“You know we’re not doing anything for Valentine’s Day,” I say in a sweetly menacing voice as my husband and I pass each other in the hall. He rolls his eyes. “Yes, I know. Not my first day on the job.”
It’s not by accident I make sure we don’t celebrate Valentine’s Day. Early in our relationship, when we were still figuring things out, I said the same thing. But then came Valentine’s morning and there they were on the table: roses, chocolates and a trinket. “You didn’t get me anything? Not even a card?” he asked with a look of bewildered incredulity. “But we said nothing,” I mewled. “I thought you meant nothing big,” he replied A quick trip to the store and I spent a load of money to wipe the stench of disappointment I had smeared all over him with my lack of sentimentality. But that was in the early throws of dating.

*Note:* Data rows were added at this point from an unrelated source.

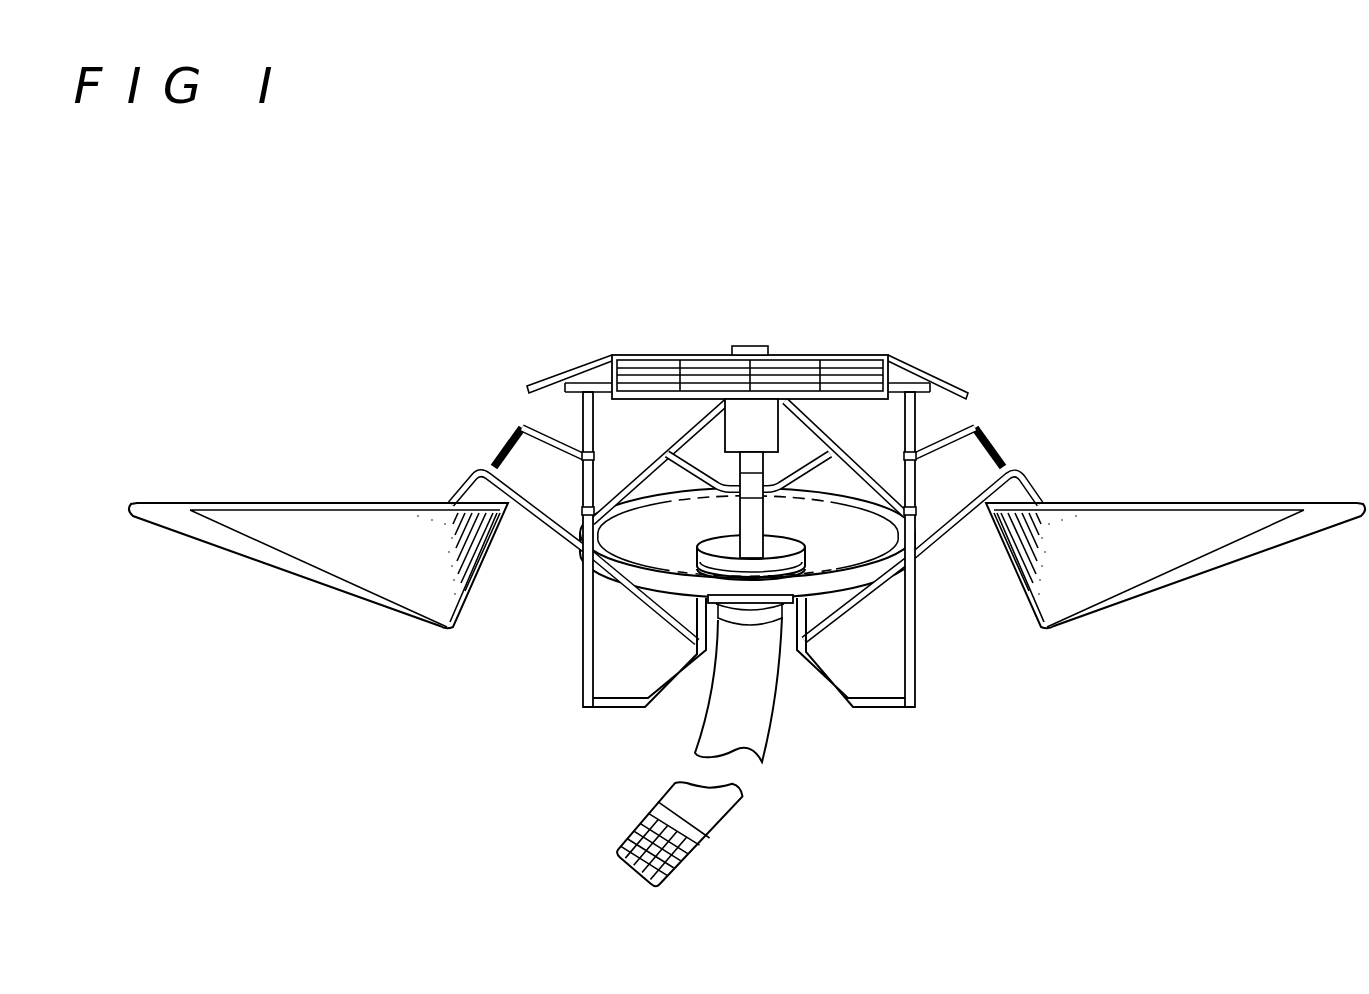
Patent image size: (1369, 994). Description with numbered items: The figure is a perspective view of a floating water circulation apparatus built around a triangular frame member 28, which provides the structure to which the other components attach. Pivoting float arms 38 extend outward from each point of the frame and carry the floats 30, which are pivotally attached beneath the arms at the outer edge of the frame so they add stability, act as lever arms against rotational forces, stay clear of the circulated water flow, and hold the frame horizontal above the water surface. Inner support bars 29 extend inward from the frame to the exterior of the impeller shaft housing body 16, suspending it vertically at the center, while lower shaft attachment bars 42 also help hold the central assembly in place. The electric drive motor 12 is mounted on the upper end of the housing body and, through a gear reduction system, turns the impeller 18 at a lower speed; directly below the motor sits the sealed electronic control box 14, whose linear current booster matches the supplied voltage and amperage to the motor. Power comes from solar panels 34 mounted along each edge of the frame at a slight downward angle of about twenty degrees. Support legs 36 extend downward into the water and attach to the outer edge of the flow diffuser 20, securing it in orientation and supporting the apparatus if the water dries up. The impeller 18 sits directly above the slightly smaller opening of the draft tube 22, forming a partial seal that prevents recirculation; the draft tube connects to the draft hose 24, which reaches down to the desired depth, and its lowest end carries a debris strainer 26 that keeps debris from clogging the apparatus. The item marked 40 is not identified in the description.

The electric drive motor 12 is at (735, 345).
The electronic control box 14 is at (743, 418).
The impeller shaft housing body 16 is at (693, 558).
The impeller 18 is at (732, 512).
The flow diffuser 20 is at (850, 565).
The draft tube 22 is at (770, 603).
The draft hose 24 is at (747, 667).
The debris strainer 26 is at (624, 828).
The triangular frame member 28 is at (903, 368).
The inner support bars 29 is at (843, 450).
The floats 30 is at (317, 506).
The solar panels 34 is at (600, 362).
The support legs 36 is at (867, 715).
The pivoting float arms 38 is at (462, 478).
The connector 40 is at (512, 432).
The lower shaft attachment bars 42 is at (862, 572).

It’s not that I hate Valentine’s Day, I hate what it represents. A fist down the throat dictate by the greeting card industry of what to buy, when and for whom. I don’t want my husband standing with a crowd of bewildered men pawing through the remnants of Valentine’s Day cards that have been fondled more times than a woman in labor. I don’t want him paying a 400% mark up on roses that looked like they’d been chewed and spit out by a grazing bull. And I certainly don’t want him feeling like he has to buy me a piece of jewelry on the 14th of February to show me how much he loves me.

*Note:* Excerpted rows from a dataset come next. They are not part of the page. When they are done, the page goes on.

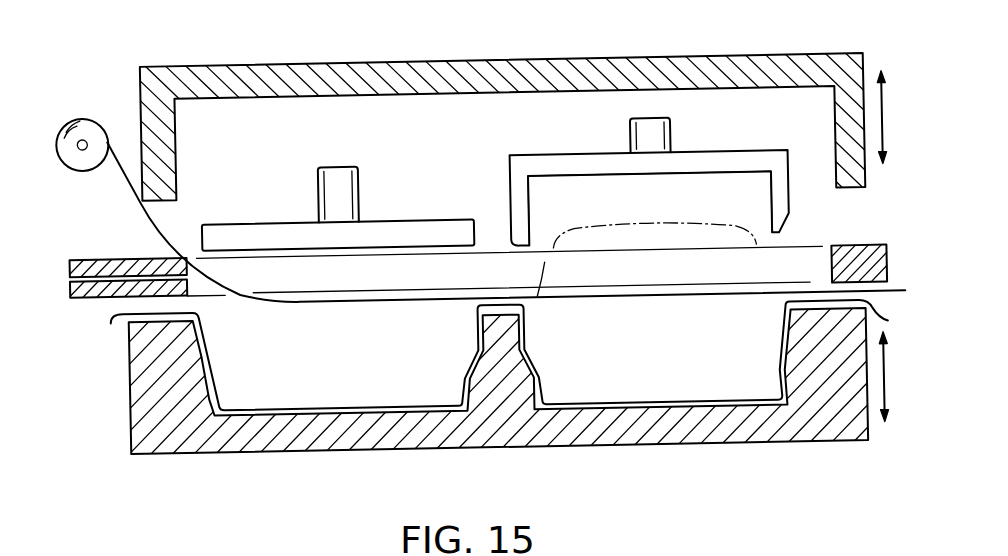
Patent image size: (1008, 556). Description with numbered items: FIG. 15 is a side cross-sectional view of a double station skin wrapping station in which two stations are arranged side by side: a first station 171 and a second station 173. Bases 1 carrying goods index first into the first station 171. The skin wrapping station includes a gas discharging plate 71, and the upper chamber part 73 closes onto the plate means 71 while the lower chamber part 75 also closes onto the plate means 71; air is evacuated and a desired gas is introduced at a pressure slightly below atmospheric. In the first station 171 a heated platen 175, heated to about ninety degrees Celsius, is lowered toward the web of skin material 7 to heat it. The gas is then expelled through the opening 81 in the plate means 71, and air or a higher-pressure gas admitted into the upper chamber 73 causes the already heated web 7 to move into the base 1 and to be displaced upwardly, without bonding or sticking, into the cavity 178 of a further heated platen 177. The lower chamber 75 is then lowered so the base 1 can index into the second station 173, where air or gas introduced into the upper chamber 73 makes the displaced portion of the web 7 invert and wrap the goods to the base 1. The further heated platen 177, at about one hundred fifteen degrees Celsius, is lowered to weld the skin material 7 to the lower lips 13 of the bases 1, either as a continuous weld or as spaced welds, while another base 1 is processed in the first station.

The base 1 is at (423, 422).
The web of skin material 7 is at (127, 175).
The lower lip 13 is at (197, 359).
The gas discharging plate 71 is at (862, 250).
The upper chamber part 73 is at (190, 61).
The lower chamber part 75 is at (817, 416).
The opening 81 is at (96, 291).
The first station 171 is at (407, 203).
The second station 173 is at (505, 170).
The heated platen 175 is at (242, 230).
The further heated platen 177 is at (747, 162).
The cavity 178 is at (592, 193).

The best gifts he’s ever given me were surprises I wasn’t expecting and didn’t need. There is the small trio of bath oil, lotion and gel that still stand by the edge of the tub, unused fifteen years later. We hadn’t been dating long when he gave them to me as a gift. “The bottles looked antique and I know you like antiques.” He scratched his head. “To be honest I’m not really sure what antique means or if you even like them, but I saw them and thought of you.” The second best gift he gave me was a little elephant sitting on its hind legs with his trunk in the air. A wedding ring holder he brought back from a business trip. No reason, just because. I think about him every evening when I slip them down the elephant’s trunk and every morning when I put them on. I don’t remember when he bought it, but I know it wasn’t on Valentine’s Day.
A few days ago, I was in the bathroom washing my face when he dropped my mail onto the growing pile on my nightstand. “I thought you’d want this,” he said putting a large rectangular card on top of the pile. “What is it?” I turned off the water and took my hair down from the bun it’s been in since 5am this morning. “It’s a $5 coupon to La Madeleine,” he says putting his watch on the nightstand near the elephant holding my rings. “I though you could get a cookie next time you go.” My hands plucking the tangles from my hair still. He looks at me, perplexed. “Isn’t that where you go to write every Sunday morning?” Silently I nod. “I was thinking it could help you write.” Mutely, I stare at him. My eyes begin to sting. Downstairs children scream, the dishwasher beeps that it’s done and he is in the middle of an umpteenth chore that comes with a house, kids and a twelve year marriage. And during the insanity, as he sorted mail, he thought of me. And my writing. And how important it is to me. And it wasn’t even Valentine’s Day.